La conduite de changement doit-elle se faire sans le permis de penser le passé ?

Au cœur d’une entreprise en mouvement, la conduite du changement est devenue l’arme du manager pour poursuivre l’innovation au sein de son département.

Certains opposent même maintenant l’esprit des start-up (ensemble d’êtres humains qui portés par l’enthousiasme du projet consomment de la monnaie sans compter) à celui des PME (ensemble d’êtres humains qui portés par l’enthousiasme du projet consomment du temps en comptant la monnaie).

Dans le premier cas, ils innoveraient sans cesse, c’est aussi un peu plus simple de piloter quand il n’y a qu’un client à convaincre : l’investisseur.
Dans le second cas, comme l’on passe du temps à mesurer l’impact que cela peut générer sur ses clients ou ses futurs clients, le DAF a tellement mis de temps à faire le budget prévisionnel de l’hypothèse, que l’innovation a déjà été sortie par le concurrent.

Donc, pour répondre aux attentes des clients qui évoluent, la PME fait évoluer ses méthodes et sa structure, et pourtant parfois cela peut paraître comme une régression.

Prenons l’exemple de la gastronomie, une génération a tellement voulu la faire évoluer, qu’elle a inventé la cuisine moléculaire…10 ans plus tard, cette génération s’aperçoit que les savoir-faire de la cuisine par exemple d’Alain Chapel étaient perdus, elle est même qualifiée de cuisine vintage par Monsieur Maximim.

C’est un peu comme la décoration, lorsque c’est vintage, c’est mieux.

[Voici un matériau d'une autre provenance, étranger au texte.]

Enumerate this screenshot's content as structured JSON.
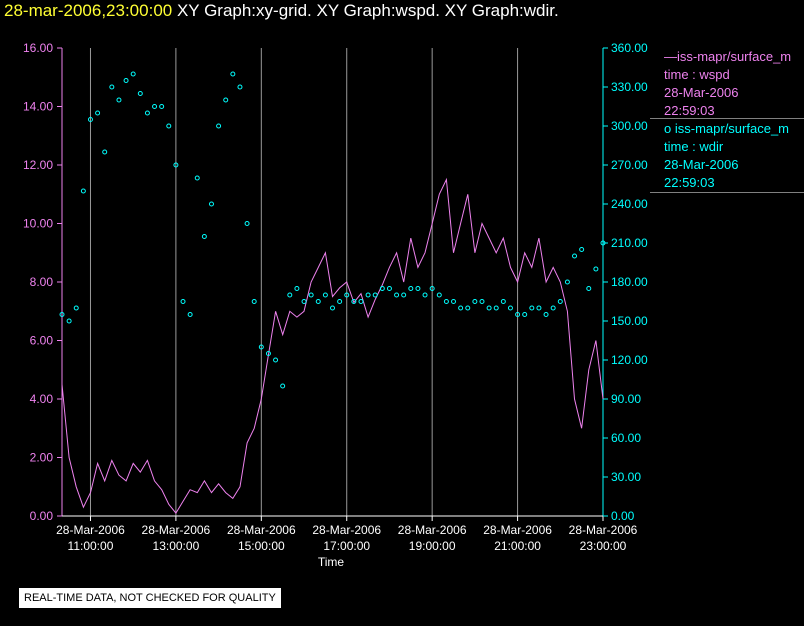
{
  "header": {
    "timestamp": "28-mar-2006,23:00:00",
    "graphs": "XY Graph:xy-grid.  XY Graph:wspd.  XY Graph:wdir."
  },
  "legend": {
    "wspd": {
      "marker": "—",
      "name": "iss-mapr/surface_m",
      "var": "time : wspd",
      "date": "28-Mar-2006",
      "time": "22:59:03"
    },
    "wdir": {
      "marker": "o",
      "name": "iss-mapr/surface_m",
      "var": "time : wdir",
      "date": "28-Mar-2006",
      "time": "22:59:03"
    }
  },
  "notice": "REAL-TIME DATA, NOT CHECKED FOR QUALITY",
  "chart_data": {
    "type": "line",
    "xlabel": "Time",
    "x_range": [
      "28-Mar-2006 10:20",
      "28-Mar-2006 23:00"
    ],
    "x_ticks": [
      {
        "date": "28-Mar-2006",
        "time": "11:00:00"
      },
      {
        "date": "28-Mar-2006",
        "time": "13:00:00"
      },
      {
        "date": "28-Mar-2006",
        "time": "15:00:00"
      },
      {
        "date": "28-Mar-2006",
        "time": "17:00:00"
      },
      {
        "date": "28-Mar-2006",
        "time": "19:00:00"
      },
      {
        "date": "28-Mar-2006",
        "time": "21:00:00"
      },
      {
        "date": "28-Mar-2006",
        "time": "23:00:00"
      }
    ],
    "y_left": {
      "ylim": [
        0,
        16
      ],
      "ticks": [
        "0.00",
        "2.00",
        "4.00",
        "6.00",
        "8.00",
        "10.00",
        "12.00",
        "14.00",
        "16.00"
      ],
      "color": "#ee82ee"
    },
    "y_right": {
      "ylim": [
        0,
        360
      ],
      "ticks": [
        "0.00",
        "30.00",
        "60.00",
        "90.00",
        "120.00",
        "150.00",
        "180.00",
        "210.00",
        "240.00",
        "270.00",
        "300.00",
        "330.00",
        "360.00"
      ],
      "color": "#00ffff"
    },
    "grid": "vertical lines at each x tick",
    "series": [
      {
        "axis": "left",
        "color": "#ee82ee",
        "style": "line",
        "points": [
          [
            "10:20",
            4.5
          ],
          [
            "10:30",
            2.0
          ],
          [
            "10:40",
            1.0
          ],
          [
            "10:50",
            0.3
          ],
          [
            "11:00",
            0.8
          ],
          [
            "11:10",
            1.8
          ],
          [
            "11:20",
            1.2
          ],
          [
            "11:30",
            1.9
          ],
          [
            "11:40",
            1.4
          ],
          [
            "11:50",
            1.2
          ],
          [
            "12:00",
            1.8
          ],
          [
            "12:10",
            1.5
          ],
          [
            "12:20",
            1.9
          ],
          [
            "12:30",
            1.2
          ],
          [
            "12:40",
            0.9
          ],
          [
            "12:50",
            0.4
          ],
          [
            "13:00",
            0.1
          ],
          [
            "13:10",
            0.5
          ],
          [
            "13:20",
            0.9
          ],
          [
            "13:30",
            0.8
          ],
          [
            "13:40",
            1.2
          ],
          [
            "13:50",
            0.8
          ],
          [
            "14:00",
            1.1
          ],
          [
            "14:10",
            0.8
          ],
          [
            "14:20",
            0.6
          ],
          [
            "14:30",
            1.0
          ],
          [
            "14:40",
            2.5
          ],
          [
            "14:50",
            3.0
          ],
          [
            "15:00",
            4.0
          ],
          [
            "15:10",
            5.5
          ],
          [
            "15:20",
            7.0
          ],
          [
            "15:30",
            6.2
          ],
          [
            "15:40",
            7.0
          ],
          [
            "15:50",
            6.8
          ],
          [
            "16:00",
            7.0
          ],
          [
            "16:10",
            8.0
          ],
          [
            "16:20",
            8.5
          ],
          [
            "16:30",
            9.0
          ],
          [
            "16:40",
            7.5
          ],
          [
            "16:50",
            7.8
          ],
          [
            "17:00",
            8.0
          ],
          [
            "17:10",
            7.3
          ],
          [
            "17:20",
            7.6
          ],
          [
            "17:30",
            6.8
          ],
          [
            "17:40",
            7.4
          ],
          [
            "17:50",
            7.9
          ],
          [
            "18:00",
            8.5
          ],
          [
            "18:10",
            9.0
          ],
          [
            "18:20",
            8.0
          ],
          [
            "18:30",
            9.5
          ],
          [
            "18:40",
            8.5
          ],
          [
            "18:50",
            9.0
          ],
          [
            "19:00",
            10.0
          ],
          [
            "19:10",
            11.0
          ],
          [
            "19:20",
            11.5
          ],
          [
            "19:30",
            9.0
          ],
          [
            "19:40",
            10.0
          ],
          [
            "19:50",
            11.0
          ],
          [
            "20:00",
            9.0
          ],
          [
            "20:10",
            10.0
          ],
          [
            "20:20",
            9.5
          ],
          [
            "20:30",
            9.0
          ],
          [
            "20:40",
            9.5
          ],
          [
            "20:50",
            8.5
          ],
          [
            "21:00",
            8.0
          ],
          [
            "21:10",
            9.0
          ],
          [
            "21:20",
            8.5
          ],
          [
            "21:30",
            9.5
          ],
          [
            "21:40",
            8.0
          ],
          [
            "21:50",
            8.5
          ],
          [
            "22:00",
            8.0
          ],
          [
            "22:10",
            7.0
          ],
          [
            "22:20",
            4.0
          ],
          [
            "22:30",
            3.0
          ],
          [
            "22:40",
            5.0
          ],
          [
            "22:50",
            6.0
          ],
          [
            "23:00",
            4.0
          ]
        ]
      },
      {
        "axis": "right",
        "color": "#00ffff",
        "style": "circles",
        "points": [
          [
            "10:20",
            155
          ],
          [
            "10:30",
            150
          ],
          [
            "10:40",
            160
          ],
          [
            "10:50",
            250
          ],
          [
            "11:00",
            305
          ],
          [
            "11:10",
            310
          ],
          [
            "11:20",
            280
          ],
          [
            "11:30",
            330
          ],
          [
            "11:40",
            320
          ],
          [
            "11:50",
            335
          ],
          [
            "12:00",
            340
          ],
          [
            "12:10",
            325
          ],
          [
            "12:20",
            310
          ],
          [
            "12:30",
            315
          ],
          [
            "12:40",
            315
          ],
          [
            "12:50",
            300
          ],
          [
            "13:00",
            270
          ],
          [
            "13:10",
            165
          ],
          [
            "13:20",
            155
          ],
          [
            "13:30",
            260
          ],
          [
            "13:40",
            215
          ],
          [
            "13:50",
            240
          ],
          [
            "14:00",
            300
          ],
          [
            "14:10",
            320
          ],
          [
            "14:20",
            340
          ],
          [
            "14:30",
            330
          ],
          [
            "14:40",
            225
          ],
          [
            "14:50",
            165
          ],
          [
            "15:00",
            130
          ],
          [
            "15:10",
            125
          ],
          [
            "15:20",
            120
          ],
          [
            "15:30",
            100
          ],
          [
            "15:40",
            170
          ],
          [
            "15:50",
            175
          ],
          [
            "16:00",
            165
          ],
          [
            "16:10",
            170
          ],
          [
            "16:20",
            165
          ],
          [
            "16:30",
            170
          ],
          [
            "16:40",
            160
          ],
          [
            "16:50",
            165
          ],
          [
            "17:00",
            170
          ],
          [
            "17:10",
            165
          ],
          [
            "17:20",
            165
          ],
          [
            "17:30",
            170
          ],
          [
            "17:40",
            170
          ],
          [
            "17:50",
            175
          ],
          [
            "18:00",
            175
          ],
          [
            "18:10",
            170
          ],
          [
            "18:20",
            170
          ],
          [
            "18:30",
            175
          ],
          [
            "18:40",
            175
          ],
          [
            "18:50",
            170
          ],
          [
            "19:00",
            175
          ],
          [
            "19:10",
            170
          ],
          [
            "19:20",
            165
          ],
          [
            "19:30",
            165
          ],
          [
            "19:40",
            160
          ],
          [
            "19:50",
            160
          ],
          [
            "20:00",
            165
          ],
          [
            "20:10",
            165
          ],
          [
            "20:20",
            160
          ],
          [
            "20:30",
            160
          ],
          [
            "20:40",
            165
          ],
          [
            "20:50",
            160
          ],
          [
            "21:00",
            155
          ],
          [
            "21:10",
            155
          ],
          [
            "21:20",
            160
          ],
          [
            "21:30",
            160
          ],
          [
            "21:40",
            155
          ],
          [
            "21:50",
            160
          ],
          [
            "22:00",
            165
          ],
          [
            "22:10",
            180
          ],
          [
            "22:20",
            200
          ],
          [
            "22:30",
            205
          ],
          [
            "22:40",
            175
          ],
          [
            "22:50",
            190
          ],
          [
            "23:00",
            210
          ]
        ]
      }
    ]
  }
}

Le vintage caractérise les objets ou les tendances jusqu’aux années 80, il donnerait un sentiment de réassurance aux hommes et femmes de 40 à 50 ans, comme si une part de leur enfance s’était réinsérée dans leur quotidien.

Alors, pourquoi la gastronomie a-t-elle du mal à renouer avec cette période ? D’abord à cause du goût, qui a été moins développé. Avec l’heureuse émancipation de la femme dans les années 68 (et c’est tant mieux), la transmission de la culture du goût s’est petit à petit perdue. Aujourd’hui, on ne remonte plus aux cuisines de nos mères pour le retrouver, mais à celles de nos grands-mères. Enfin, le temps depuis 20 ans doit être raccourci, le temps pour mijoter un jus, les temps de pause de cuisson d’une viande, plus rien n’est plus respecté car nous sommes entrés dans l’ère du wifi haut débit où tout doit aller vite, très vite, trop vite…

Certains se disent qu’il faut retrouver des valeurs…

Cependant, au cœur de l’entreprise, changer c’est soutenir ses collaborateurs lors des transformations et gérer les résistances qui peuvent apparaître. Des résistances, une réaction naturelle à toute situation nouvelle.

En réalité, plus le manager inscrit son entreprise dans une idée d’évolution, et même si elle vient puiser des recettes dans le passé pour réussir, plus nous générons de la peur.

D’après Sénèque « Ce n’est pas le changement qui fait peur aux gens, mais l’idée qu’ils s’en font ».

En réalité, le manager doit accepter que dans un monde qui va vite, la période de changement s’effectue en continue sur plusieurs séquences, et n’est plus une période de transition classique allant d’un point A vers un point B. Ainsi, les phases intermédiaires qualifiées d’instables sont plus fortes avant d’arriver au point culminant de la situation stable.

Comment expliquer au secteur d’activité de la restauration, que le point B doit prendre sa source dans le passé pour réussir demain ?

Comment expliquer à un vigneron que les 30 dernières années passées à traiter la vigne en pensant la soigner, n’ont peut-être pas été les meilleures d’un point de vue de méthode ?

Comment expliquer que le progrès, ce n’est pas obligatoirement des fraises en hiver, alors que le consommateur s’est habitué à en trouver ?

Ainsi, pour réussir ce retour dans le futur en passant par le passé, il faut envisager de renforcer l’écoute active pour créer une atmosphère de bienveillance et d’intérêt porté à l’autre.

Il faudra que ceux qui portent la vision et s’inscrivent dans le mouvement acceptent de façon inconditionnelle l’autre, et comprennent ses points de vue pour ensuite lui apporter les meilleurs éclairages. L’enjeu : conduire l’autre vers la réussite, qui inclut la protection de notre environnement et l’enseignement de l’expérience des anciens.

Créer de l’innovation demain, ne consistera plus à partir d’une feuille blanche. Ce sera l’intelligence collective qui triomphera, car elle sait faire la synthèse des enseignements du passé, pour l’offrir en quintessence de progrès.